Le chef d'Etat est "en lieu sûr", selon une source de la Défense, alors que des centaines de manifestants ont envahi son palais. Il va démissionner le 13 juillet, a déclaré le président du parlement, à la télévision, samedi.

Article rédigé par franceinfo
France Télévisions
Publié Mis à jour
Temps de lecture : 6min
Des manifestants près du secrétariat présidentiel du Sri Lanka, à Colombo, le 9 juillet 2022. (PRADEEP DAMBARAGE / NURPHOTO / AFP)

Qui est à la tête du Sri Lanka ? Le président Gotabaya Rajapaksa a fui le palais présidentiel à Colombo avant que des manifestants ne l'envahissent, samedi 9 juillet. "Pour assurer une transition pacifique, le président a dit qu'il allait démissionner le 13 juillet", a déclaré le président du parlement, Mahinda Abeywardana. Le Premier ministre a également annoncé sa démission. On vous explique ce que l'on sait de ces émeutes, deux mois après de violents affrontements qui avaient déjà conduit à la démission du précédent chef de gouvernement.
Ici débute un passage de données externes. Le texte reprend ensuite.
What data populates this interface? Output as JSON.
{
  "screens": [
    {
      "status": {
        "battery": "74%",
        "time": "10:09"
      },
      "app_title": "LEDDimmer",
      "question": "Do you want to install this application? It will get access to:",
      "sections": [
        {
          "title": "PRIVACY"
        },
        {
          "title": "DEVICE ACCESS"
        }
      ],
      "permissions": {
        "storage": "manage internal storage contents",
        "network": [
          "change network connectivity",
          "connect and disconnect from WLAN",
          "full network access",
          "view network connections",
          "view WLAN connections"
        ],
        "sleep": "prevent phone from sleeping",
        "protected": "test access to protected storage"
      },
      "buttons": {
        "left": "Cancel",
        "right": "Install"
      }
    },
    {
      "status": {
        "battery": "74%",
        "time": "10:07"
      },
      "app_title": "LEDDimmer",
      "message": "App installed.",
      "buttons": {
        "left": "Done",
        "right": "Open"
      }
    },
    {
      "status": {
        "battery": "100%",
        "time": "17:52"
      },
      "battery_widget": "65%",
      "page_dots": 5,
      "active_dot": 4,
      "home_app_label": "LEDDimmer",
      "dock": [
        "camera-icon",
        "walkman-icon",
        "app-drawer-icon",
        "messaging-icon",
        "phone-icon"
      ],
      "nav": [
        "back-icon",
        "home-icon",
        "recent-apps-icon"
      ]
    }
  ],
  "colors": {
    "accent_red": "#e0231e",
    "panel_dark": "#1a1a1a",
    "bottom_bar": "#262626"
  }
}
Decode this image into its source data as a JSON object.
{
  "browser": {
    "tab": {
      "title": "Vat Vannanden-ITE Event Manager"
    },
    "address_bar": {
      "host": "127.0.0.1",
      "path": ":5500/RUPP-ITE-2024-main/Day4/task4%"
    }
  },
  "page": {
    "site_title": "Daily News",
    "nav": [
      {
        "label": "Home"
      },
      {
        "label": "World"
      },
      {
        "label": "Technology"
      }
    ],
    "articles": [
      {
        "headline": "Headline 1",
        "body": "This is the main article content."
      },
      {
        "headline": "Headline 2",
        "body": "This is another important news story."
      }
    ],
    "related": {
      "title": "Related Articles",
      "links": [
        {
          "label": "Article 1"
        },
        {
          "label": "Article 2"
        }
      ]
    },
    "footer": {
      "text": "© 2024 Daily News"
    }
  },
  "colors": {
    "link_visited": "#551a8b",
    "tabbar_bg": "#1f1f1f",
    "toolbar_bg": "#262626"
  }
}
Le palais présidentiel et la résidence du Premier ministre pris d'assaut

Plusieurs centaines de manifestants ont envahi le palais présidentiel situé à Colombo, la capitale économique du Sri Lanka, ainsi que l'enceinte du ministère des Finances et les bureaux présidentiels, d'après Reuters*. Des centaines de milliers de personnes étaient également rassemblées dans les rues alentour pour réclamer la démission du chef de l'Etat. Certains ont ensuite pénétré la résidence privée du Premier ministre, Ranil Wickremesinghe, en son absence "et ils y ont mis le feu" selon les services du chef du gouvernement.

Des vidéos diffusées en direct par certains protestataires montrent la foule entrer dans l'enceinte du secrétariat présidentiel. Certains se baignaient dans la piscine ou s'allongeaient d'un air amusé dans les chambres à coucher de la résidence.

Les forces de l'ordre avaient imposé un couvre-feu vendredi, mais il a été ignoré puis levé après des menaces de poursuites par l'opposition. Elles ont tenté de disperser la foule en tirant en l'air et en utilisant du gaz lacrymogène. Trois personnes ont été tuées par balle et 52 autres ont été blessées, selon le principal hôpital de Colombo.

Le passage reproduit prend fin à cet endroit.